Borrarte de cada esquina de mi memoria. 
Tallarte fuera de mi piel, arrancarte de mi alma. 
Desvanecerte, evaporarte, asfixiarte. 
Y lo logré, pero a qué costo.

Nada es tan simple, ni tan fácil. Nunca lo fue contigo. 
Conseguí estar tranquila conmigo. Perdonarme, quererme, y aún así. 
Te quedaste sentado, te colaste en las sombras. Donde no podía verte.

Porque eso haces, o es lo que fuiste. 
Un maldito egoísta, un fantasma. 
Que se llevó todo, y más de lo que podía. 
Te llevaste tanto, y pensé que no importaría. 
Porque yo era más fuerte que tú. 
Y me levantaría, con más coraje. 
Me lo repetía día tras día.

II
Porque en la oscuridad en la que me dejaste sumergida. 
Ciega. Débil. Quieta. Vacía. 
Sintiendo como poco a poco, te quedabas con mi vida. 
Con todo el espacio, con mi energía, con mi alegría. 
Esa que se suponía. Debía ser mía, sólo mía.

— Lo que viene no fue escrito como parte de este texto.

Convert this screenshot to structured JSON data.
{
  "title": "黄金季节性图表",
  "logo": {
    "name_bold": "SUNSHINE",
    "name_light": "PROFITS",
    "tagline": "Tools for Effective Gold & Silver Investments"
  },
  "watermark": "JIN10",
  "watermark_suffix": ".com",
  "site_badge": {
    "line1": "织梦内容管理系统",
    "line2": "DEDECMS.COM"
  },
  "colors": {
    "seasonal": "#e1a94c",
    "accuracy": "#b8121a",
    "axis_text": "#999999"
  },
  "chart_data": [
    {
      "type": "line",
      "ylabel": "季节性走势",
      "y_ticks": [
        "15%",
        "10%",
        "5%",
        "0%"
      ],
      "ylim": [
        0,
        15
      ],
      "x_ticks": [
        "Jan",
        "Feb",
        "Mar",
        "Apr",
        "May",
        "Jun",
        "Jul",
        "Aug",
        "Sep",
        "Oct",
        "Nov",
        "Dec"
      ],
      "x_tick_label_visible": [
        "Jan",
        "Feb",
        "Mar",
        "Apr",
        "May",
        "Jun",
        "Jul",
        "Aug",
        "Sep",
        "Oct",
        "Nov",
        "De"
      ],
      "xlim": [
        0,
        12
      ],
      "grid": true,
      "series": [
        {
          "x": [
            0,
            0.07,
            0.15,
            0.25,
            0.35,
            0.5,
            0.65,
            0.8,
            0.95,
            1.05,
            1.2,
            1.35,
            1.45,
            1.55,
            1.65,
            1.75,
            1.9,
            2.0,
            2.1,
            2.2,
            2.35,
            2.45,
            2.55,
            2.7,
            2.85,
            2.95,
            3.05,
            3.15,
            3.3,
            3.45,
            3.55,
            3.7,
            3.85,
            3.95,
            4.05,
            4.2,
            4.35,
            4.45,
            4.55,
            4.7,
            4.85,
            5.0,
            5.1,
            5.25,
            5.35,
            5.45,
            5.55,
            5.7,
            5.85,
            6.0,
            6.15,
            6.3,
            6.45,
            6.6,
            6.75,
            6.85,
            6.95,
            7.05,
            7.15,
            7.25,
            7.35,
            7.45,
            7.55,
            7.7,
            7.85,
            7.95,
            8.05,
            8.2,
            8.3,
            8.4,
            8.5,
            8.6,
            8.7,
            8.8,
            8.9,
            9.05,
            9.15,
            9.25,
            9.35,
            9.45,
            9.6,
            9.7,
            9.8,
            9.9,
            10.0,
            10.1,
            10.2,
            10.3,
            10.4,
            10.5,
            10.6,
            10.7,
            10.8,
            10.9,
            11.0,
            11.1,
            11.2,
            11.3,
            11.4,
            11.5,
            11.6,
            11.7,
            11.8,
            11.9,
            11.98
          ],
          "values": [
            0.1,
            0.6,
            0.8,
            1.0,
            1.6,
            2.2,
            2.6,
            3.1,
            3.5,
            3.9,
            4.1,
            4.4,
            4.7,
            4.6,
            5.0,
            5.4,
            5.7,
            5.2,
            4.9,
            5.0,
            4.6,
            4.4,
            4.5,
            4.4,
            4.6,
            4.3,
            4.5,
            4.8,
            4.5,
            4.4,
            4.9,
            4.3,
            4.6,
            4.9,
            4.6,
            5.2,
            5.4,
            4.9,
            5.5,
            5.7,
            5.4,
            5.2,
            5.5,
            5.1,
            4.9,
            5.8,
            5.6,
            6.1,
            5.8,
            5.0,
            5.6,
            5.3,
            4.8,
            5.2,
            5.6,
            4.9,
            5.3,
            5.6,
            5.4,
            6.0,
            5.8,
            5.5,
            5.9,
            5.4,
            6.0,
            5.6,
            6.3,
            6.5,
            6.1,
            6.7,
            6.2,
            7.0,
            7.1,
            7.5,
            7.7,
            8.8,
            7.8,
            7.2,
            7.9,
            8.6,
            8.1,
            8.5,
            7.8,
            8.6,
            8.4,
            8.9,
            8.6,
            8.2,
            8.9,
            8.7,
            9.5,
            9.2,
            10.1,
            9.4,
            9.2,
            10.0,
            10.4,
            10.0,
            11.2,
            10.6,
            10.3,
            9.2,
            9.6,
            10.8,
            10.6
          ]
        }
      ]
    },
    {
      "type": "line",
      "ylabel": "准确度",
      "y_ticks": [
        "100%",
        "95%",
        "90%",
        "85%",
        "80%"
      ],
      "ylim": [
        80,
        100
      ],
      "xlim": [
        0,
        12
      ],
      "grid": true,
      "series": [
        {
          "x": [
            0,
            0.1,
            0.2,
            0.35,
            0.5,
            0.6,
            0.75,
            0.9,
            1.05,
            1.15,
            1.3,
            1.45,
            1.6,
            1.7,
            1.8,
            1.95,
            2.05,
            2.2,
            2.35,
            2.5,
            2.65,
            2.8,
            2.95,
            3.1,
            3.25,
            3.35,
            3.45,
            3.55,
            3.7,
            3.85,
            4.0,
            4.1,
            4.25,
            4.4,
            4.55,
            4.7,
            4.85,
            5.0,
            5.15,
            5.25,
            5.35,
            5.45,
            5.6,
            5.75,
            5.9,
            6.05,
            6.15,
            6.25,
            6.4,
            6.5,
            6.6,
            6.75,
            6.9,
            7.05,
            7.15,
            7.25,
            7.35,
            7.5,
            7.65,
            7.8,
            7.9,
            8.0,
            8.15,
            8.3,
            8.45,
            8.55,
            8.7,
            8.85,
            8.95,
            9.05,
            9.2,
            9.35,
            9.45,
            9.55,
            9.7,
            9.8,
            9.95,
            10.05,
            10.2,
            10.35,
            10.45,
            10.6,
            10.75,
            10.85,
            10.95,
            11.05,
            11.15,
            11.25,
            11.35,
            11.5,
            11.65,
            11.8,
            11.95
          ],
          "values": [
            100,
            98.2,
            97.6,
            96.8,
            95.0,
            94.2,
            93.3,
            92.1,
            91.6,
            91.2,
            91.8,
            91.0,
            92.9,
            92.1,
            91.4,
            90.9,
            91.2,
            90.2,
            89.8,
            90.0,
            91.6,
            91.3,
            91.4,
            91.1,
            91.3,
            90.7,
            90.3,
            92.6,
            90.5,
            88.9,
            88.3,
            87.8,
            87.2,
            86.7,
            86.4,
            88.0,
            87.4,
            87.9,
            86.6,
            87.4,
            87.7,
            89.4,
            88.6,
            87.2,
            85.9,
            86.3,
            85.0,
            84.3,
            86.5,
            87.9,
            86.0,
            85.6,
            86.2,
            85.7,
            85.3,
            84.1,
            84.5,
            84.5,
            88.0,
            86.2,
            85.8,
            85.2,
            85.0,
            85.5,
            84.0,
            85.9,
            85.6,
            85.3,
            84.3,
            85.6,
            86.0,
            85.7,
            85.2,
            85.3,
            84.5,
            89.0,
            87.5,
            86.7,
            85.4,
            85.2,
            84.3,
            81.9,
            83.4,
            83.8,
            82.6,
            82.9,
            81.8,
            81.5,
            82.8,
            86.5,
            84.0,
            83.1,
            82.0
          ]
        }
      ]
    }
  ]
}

No la regresaste... La recuperé, con creces. 
Embargaste mi chispa, te robaste mi aura. Mi furor, mi pasión. 
La tomaste; porque si no era para ti, no lo sería para nadie. 
Ni siquiera para mi misma.

Y no lo noté ¿Cómo podría no verlo? Claro.

III
Despierta. Finalmente huí de la pesadilla, en la que estaba inmersa. 
Pero no escapé ilesa. 
Y en el vago intento de reensamblar mis piezas. De cuidarme, sanar entera. 
Al llegar a ese punto, me daría cuenta.

Ya no era yo. Más nunca estaría completa. 
No era la misma, me hallaba muerta. 
Algo que atesoraba. Mi brillo, mi esencia. 
Los secuestraste, los mantuviste con vida. 
Porque de morir, renacerían en mí y volverían conmigo.

Con el tiempo pensé que funcionaría. 
La huella borrosa de tu existencia. 
La palabra sin sonido de tu nombre. 
El cadáver de una sombra. 
Ni siquiera puedo llamarlo recuerdo. Creí. Que te irías.
Así como intentaste marcharte, siempre.

IV
Pero preferiste ser un peso.
Un monolito invisible sobre mi espalda. Mi alma y mi mente. 
Sellando con él todas las partes de mí que extraño. Y me extraño tanto. 
Porque era lo mejor de mí.

La última vez, prometí no escribir. 
No crear, no inspirarme. 
Me perseguía el dolor de haber dado tanto. Con cada centímetro de mí. 
Para terminar con un hoyo el pecho, únicamente yo.

Pero ya es suficiente. 
Fuiste tantas cosas, por las que me castigué tanto tiempo. 
Por las que me encerré; me aislé y sufrí. Por las que alejé a los demás. 
Fuiste tantas cosas, pero es la última vez.

 V
La última vez.
En que permito a nadie, tener poder sobre mí.

La última vez.
En que concedo a nadie, llevarse lo más valioso que tengo... A mí.